Posterior Reversible Encephalopathy Syndrome as Presenting Form of Very Early Systemic Sclerosis

• Published in: Case reports in neurological medicine Vol. 2015; no. 2015; pp. 1 - 3
• Main Authors: Guerrero, Ángel Luis, Ruiz, Marina, Barbado, Julia, Pedraza, María Isabel
• Format: Journal Article
• Language: English
• Published: Cairo, Egypt Hindawi Publishing Corporation 01.01.2015; Hindawi Limited; Wiley
• Subjects: Case Report
• ISSN: 2090-6668; 2090-6676
• DOI: 10.1155/2015/290378

Introduction.

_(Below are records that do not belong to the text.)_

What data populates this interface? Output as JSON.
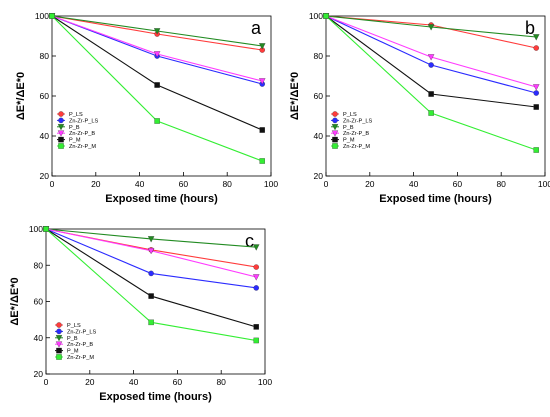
{
  "figure": {
    "series_colors": {
      "P_LS": "#ff3b3b",
      "Zn-Zr-P_LS": "#2b2bff",
      "P_B": "#228b22",
      "Zn-Zr-P_B": "#ff3bff",
      "P_M": "#111111",
      "Zn-Zr-P_M": "#33ee33"
    },
    "marker_shapes": {
      "P_LS": "circle",
      "Zn-Zr-P_LS": "circle",
      "P_B": "triangle-down",
      "Zn-Zr-P_B": "triangle-down",
      "P_M": "square",
      "Zn-Zr-P_M": "square"
    }
  },
  "chart_data": [
    {
      "panel_label": "a",
      "type": "line",
      "xlabel": "Exposed time (hours)",
      "ylabel": "ΔE*/ΔE*0",
      "xlim": [
        0,
        100
      ],
      "ylim": [
        20,
        100
      ],
      "xticks": [
        0,
        20,
        40,
        60,
        80,
        100
      ],
      "yticks": [
        20,
        40,
        60,
        80,
        100
      ],
      "grid": false,
      "legend_position": "lower-left",
      "x": [
        0,
        48,
        96
      ],
      "series": [
        {
          "name": "P_LS",
          "values": [
            100,
            91,
            83
          ]
        },
        {
          "name": "Zn-Zr-P_LS",
          "values": [
            100,
            80,
            66
          ]
        },
        {
          "name": "P_B",
          "values": [
            100,
            92.5,
            85
          ]
        },
        {
          "name": "Zn-Zr-P_B",
          "values": [
            100,
            81,
            67.5
          ]
        },
        {
          "name": "P_M",
          "values": [
            100,
            65.5,
            43
          ]
        },
        {
          "name": "Zn-Zr-P_M",
          "values": [
            100,
            47.5,
            27.5
          ]
        }
      ]
    },
    {
      "panel_label": "b",
      "type": "line",
      "xlabel": "Exposed time (hours)",
      "ylabel": "ΔE*/ΔE*0",
      "xlim": [
        0,
        100
      ],
      "ylim": [
        20,
        100
      ],
      "xticks": [
        0,
        20,
        40,
        60,
        80,
        100
      ],
      "yticks": [
        20,
        40,
        60,
        80,
        100
      ],
      "grid": false,
      "legend_position": "lower-left",
      "x": [
        0,
        48,
        96
      ],
      "series": [
        {
          "name": "P_LS",
          "values": [
            100,
            95.5,
            84
          ]
        },
        {
          "name": "Zn-Zr-P_LS",
          "values": [
            100,
            75.5,
            61.5
          ]
        },
        {
          "name": "P_B",
          "values": [
            100,
            94.5,
            89.5
          ]
        },
        {
          "name": "Zn-Zr-P_B",
          "values": [
            100,
            79.5,
            64.5
          ]
        },
        {
          "name": "P_M",
          "values": [
            100,
            61,
            54.5
          ]
        },
        {
          "name": "Zn-Zr-P_M",
          "values": [
            100,
            51.5,
            33
          ]
        }
      ]
    },
    {
      "panel_label": "c",
      "type": "line",
      "xlabel": "Exposed time (hours)",
      "ylabel": "ΔE*/ΔE*0",
      "xlim": [
        0,
        100
      ],
      "ylim": [
        20,
        100
      ],
      "xticks": [
        0,
        20,
        40,
        60,
        80,
        100
      ],
      "yticks": [
        20,
        40,
        60,
        80,
        100
      ],
      "grid": false,
      "legend_position": "lower-left",
      "x": [
        0,
        48,
        96
      ],
      "series": [
        {
          "name": "P_LS",
          "values": [
            100,
            88.5,
            79
          ]
        },
        {
          "name": "Zn-Zr-P_LS",
          "values": [
            100,
            75.5,
            67.5
          ]
        },
        {
          "name": "P_B",
          "values": [
            100,
            94.5,
            90
          ]
        },
        {
          "name": "Zn-Zr-P_B",
          "values": [
            100,
            88,
            73.5
          ]
        },
        {
          "name": "P_M",
          "values": [
            100,
            63,
            46
          ]
        },
        {
          "name": "Zn-Zr-P_M",
          "values": [
            100,
            48.5,
            38.5
          ]
        }
      ]
    }
  ]
}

Posterior Reversible Encephalopathy Syndrome (PRES) is an increasingly recognized clinical and radiological entity with a wide spectrum of symptoms. Its mechanism depends on failure of the blood-brain barrier due to high systemic blood pressure (BP) and loss of integrity of vascular endothelium related with different triggers. Methods. We aim to report a case of PRES induced by arterial hypertension and very early systemic sclerosis (SSc) not previously known. Results. A 64-year-old female was admitted due to 1-week pulsating headache more prominent on frontal scalp, accompanied by phonophobia, photophobia, and facial flushing. Neurological exam revealed brisk deep tendon reflex. Brain magnetic resonance imaging (MRI) showed subcortical lesions mainly located in posterior regions. BP was monitored and episodic arterial hypertension was detected. In laboratory tests positive anti-topoisomerase I antibodies were detected. BP was controlled with angiotensin-converting-enzyme inhibitors and headache improved. In a new MRI a month later improvement of white matter lesions was observed. Capillaroscopy showed “active pattern,” considered typical of SSc. Conclusion. In SSc anti-endothelial cell antibodies impair vascular endothelium and liberation of vasoconstrictors leads to BP increasing and disruption of blood-brain barrier autoregulation mechanisms. PRES can be the first manifestation of very early SSc and this entity should be considered even in absence of skin lesions or Raynaud phenomenon.